10.2 Prospects In this end, recommendations for future research directions are given below: The axial compressive strength and stiffness of CFDST columns can be calculated with a satisfactory precision by the proposed equivalent confinement coefficient, and it can be predicted that this equivalent confinement coefficient could be applied in the analysis of composite shear and bending performance. Then, a large number of tests and analyses should be carried out to verify the calculation of composite shear and bending resistance for CFDST columns. Although several types of applicable frame joints to CFDST columns were described about constructional details and mechanical behaviors, it is essential to carry out more tests and corresponding FE analyses to select appropriate beam-tocolumn connection for various CFDST columns.

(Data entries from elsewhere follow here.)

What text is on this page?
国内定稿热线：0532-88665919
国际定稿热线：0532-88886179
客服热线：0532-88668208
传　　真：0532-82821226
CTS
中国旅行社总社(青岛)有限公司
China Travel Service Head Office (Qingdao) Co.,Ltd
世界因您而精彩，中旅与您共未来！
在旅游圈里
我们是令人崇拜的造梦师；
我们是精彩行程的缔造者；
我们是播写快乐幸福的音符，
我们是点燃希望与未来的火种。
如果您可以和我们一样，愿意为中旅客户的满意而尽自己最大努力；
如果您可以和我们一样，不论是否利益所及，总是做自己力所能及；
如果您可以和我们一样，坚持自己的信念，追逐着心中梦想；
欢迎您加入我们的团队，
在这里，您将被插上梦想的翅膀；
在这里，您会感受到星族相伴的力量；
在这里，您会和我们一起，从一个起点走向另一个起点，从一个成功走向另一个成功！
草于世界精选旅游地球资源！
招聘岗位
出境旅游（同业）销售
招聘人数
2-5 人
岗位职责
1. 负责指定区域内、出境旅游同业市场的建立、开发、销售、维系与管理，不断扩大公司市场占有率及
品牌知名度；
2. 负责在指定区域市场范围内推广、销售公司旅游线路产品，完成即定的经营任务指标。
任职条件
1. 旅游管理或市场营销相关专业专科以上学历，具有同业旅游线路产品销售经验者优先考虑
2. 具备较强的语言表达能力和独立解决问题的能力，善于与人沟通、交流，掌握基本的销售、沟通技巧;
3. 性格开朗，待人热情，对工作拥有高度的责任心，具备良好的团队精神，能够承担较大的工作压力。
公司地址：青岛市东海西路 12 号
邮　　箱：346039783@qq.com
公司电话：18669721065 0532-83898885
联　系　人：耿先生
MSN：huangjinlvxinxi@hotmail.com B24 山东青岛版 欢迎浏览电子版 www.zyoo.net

CFDST has broad prospects and potentials in seismic design and practical application. Under the action of seismic load, the real structural system is subjected to extremely complex forces. The influence of floor slab on the spatial frame joint, and the different mechanical properties from the interior to exterior joints are all essential research focuses that need to be further studied in the future. It is advisable for lots of scholars to conduct indepth researches on seismic performances of CFDST frames. Using FE analysis software or case tests, CFDST frame structure models composed of different beamto-column connections can be evaluated by the ductility, energy dissipation capacity and deformation recovery performance, etc. to verify the excellent seismic-resisting performance of CFDST structures.